Inventory Management and Your Bottom Line


Inventory management is about much more than having sufficient quantity of stock. It is also about ensuring that the right stock reaches the right customer at the right time. For any profit-oriented business, inventory management is a make-or-break factor. In fact, poor inventory management has been the sole reason leading to the downfall the of many companies in the past.

The Hershey Company, one of the world’s most recognized chocolate manufacturers, experienced a massive loss when $100 million worth of Kisses and Jolly Ranchers inventory failed to reach stores on time for the Halloween season.

In another story, a small barcode number mismatch resulted in a $2 billion loss for retail giant Target. In addition to the hefty financial loss, the error also delayed the U.S. retailer’s entry into Canada.

Takeaway: Inventory management is and will be critical for business profitability. Those businesses which manage their inventories well stand a better chance of having a healthier bottom line.

Again, in today’s scenario where omni-channel e-commerce is ruling the roost, retailers are facing extreme pressure to maintain profit margins. Proper inventory management is a must-have to avoid losses and to sustain profitability.


A quick brief about inventory management

Inventory management is the process of ensuring a steady flow of raw materials, intermediary goods or finished goods from manufacturers to warehouses and ultimately to customers. Proper inventory management ensures that businesses do not run into the risk of overstocking – which depletes working capital – or stock outs which result in lost sales opportunities.

Taiichi Ohno, who is considered to be the father of the Toyota Production Systems says, “The more inventory a company has, the less likely they will have what they need.”

Inventory management helps the business maintain the right amount of stock required to run the operations at optimum levels. The tenets of financial management prescribe that businesses maintain at least twice the amount of inventory required for routine operations. However, not all stocks need twice the inventory level. There are some stocks which can be maintained in lesser quantities to keep working capital positive.


Additional Benefits of Inventory Management

Other than ensuring smooth operations, there are several allied benefits that proper inventory management can bring to a business.


Reduced Inventory Carrying Costs

Inventory carrying costs consists of warehouse rent, taxes, import duties, and so on. You cannot bring your inventory to a state where it can be readily consumed in production or operations without incurring these carrying costs.

Without proper inventory management, you could be procuring too much of stock which again is loaded with additional carrying costs. When this faulty process happens throughout the year, you lose a significant amount of your profit margin in the form of hidden inventory costs.
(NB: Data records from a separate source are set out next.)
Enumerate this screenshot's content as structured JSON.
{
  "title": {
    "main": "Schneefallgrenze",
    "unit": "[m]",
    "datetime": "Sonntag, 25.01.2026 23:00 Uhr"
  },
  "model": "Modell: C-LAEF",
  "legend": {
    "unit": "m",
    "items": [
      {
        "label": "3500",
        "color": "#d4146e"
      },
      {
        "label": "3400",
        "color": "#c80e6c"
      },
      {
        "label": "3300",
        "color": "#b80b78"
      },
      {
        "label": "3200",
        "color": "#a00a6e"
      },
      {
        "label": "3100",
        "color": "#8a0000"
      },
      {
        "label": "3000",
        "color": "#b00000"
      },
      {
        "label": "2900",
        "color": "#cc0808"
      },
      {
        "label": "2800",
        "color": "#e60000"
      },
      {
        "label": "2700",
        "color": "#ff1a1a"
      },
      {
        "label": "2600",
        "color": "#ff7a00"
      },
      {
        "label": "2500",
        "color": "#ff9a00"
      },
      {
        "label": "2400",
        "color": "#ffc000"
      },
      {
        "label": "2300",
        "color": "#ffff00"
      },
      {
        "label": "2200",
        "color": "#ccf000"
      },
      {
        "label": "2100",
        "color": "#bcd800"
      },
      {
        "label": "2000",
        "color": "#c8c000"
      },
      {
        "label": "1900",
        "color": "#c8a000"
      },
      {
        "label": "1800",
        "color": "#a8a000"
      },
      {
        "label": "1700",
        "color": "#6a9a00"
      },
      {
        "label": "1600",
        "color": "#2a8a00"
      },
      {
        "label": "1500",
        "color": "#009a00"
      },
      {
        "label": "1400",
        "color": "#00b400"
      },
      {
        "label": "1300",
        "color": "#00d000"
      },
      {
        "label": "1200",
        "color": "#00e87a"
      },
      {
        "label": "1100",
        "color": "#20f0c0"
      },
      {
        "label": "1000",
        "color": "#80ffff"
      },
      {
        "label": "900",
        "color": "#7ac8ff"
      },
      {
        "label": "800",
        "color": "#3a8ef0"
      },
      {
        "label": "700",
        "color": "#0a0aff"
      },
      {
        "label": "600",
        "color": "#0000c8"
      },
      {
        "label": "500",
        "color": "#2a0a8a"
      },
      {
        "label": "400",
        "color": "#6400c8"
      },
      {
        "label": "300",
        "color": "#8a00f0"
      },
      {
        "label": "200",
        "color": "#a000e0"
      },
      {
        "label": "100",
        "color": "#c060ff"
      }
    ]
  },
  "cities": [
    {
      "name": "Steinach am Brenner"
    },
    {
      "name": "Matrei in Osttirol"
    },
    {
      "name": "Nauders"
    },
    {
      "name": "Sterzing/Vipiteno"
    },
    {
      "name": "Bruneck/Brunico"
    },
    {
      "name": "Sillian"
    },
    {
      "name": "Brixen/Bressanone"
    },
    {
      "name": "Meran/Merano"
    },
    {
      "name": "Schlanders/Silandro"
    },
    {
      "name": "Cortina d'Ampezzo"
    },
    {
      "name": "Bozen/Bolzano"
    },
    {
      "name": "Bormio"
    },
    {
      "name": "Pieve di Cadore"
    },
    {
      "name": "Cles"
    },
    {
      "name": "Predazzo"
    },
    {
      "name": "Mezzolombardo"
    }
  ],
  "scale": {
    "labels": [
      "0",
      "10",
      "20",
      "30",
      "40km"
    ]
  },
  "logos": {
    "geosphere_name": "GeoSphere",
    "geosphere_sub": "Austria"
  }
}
Inventory management techniques like fixing inventory levels for maximum, minimum, average and stock out situations can help avoid such hidden costs.


More Inventory Turnover

James Sinegal, the American business tycoon once quipped, “a sound business policy is one where inventory turns faster than people.” James is so right. Inventory should not be allowed to sit on the shelf. Every inventory handling business must be capable of turning inventory into liquid cash or receivables in the shortest time span possible so that the business can move on, sell more and optimize profit margins.

More inventory turnover means the company has an accurate forecast of its demand and is prepared with sufficient inventory for total order fulfillment. When there is total order fulfillment, there is less inventory left in the warehouse. Thus, the risk of overstocking is avoided.

Inventory write-offs are one of the primary reasons why businesses tend to end up in losses even when their operating profits are positive. Proper inventory management lets you avoid that situation through proactive planning for demand and supply.


Bulk Quantity Discounts

Have you heard of the concept of EOQ or Economic Order Quantity?

EOQ is the optimum quantity at which you get maximum inventory for minimal carrying and ordering costs. It is a classic inventory management technique that helps businesses that consume inventory all throughout the year in large volumes.

With EOQ, instead of buying random quantities of inventory every now and then, a specific quantity of inventory can be purchased which will give maximum economic benefit.

Knowing how much quantity you are going to procure in each order helps negotiate bulk quantity discounts with the suppliers. In fact, EOQ also helps enter into annually spread, centrally priced rates for inventories that need to be supplied across several operational units of the business.

Without proper inventory management and its record keeping, techniques like Economic Order Quantity cannot be implemented. One more reason to upkeep inventory management best practices.


Customer Loyalty

Prompt order processing and perfect deliveries delight customers. And, delighted customers tend to remain loyal. While this might seem usual, there is a huge benefit that retaining loyal customers can bring to a business.

It takes twelve times the cost to acquire a new customer compared to retaining an existing customer. Proper inventory management can be rightly considered a factor that helps create more loyal customers in the long run.

A business which never says “Sorry, no stock’ would definitely be a customer favorite.


Wrapping It Up

Inventory management and a healthy bottom line are directly proportional to each other. A business cannot afford to earn profits when its inventory management is in shambles. Proper inventory management is the foundation from which business profitability can be built up.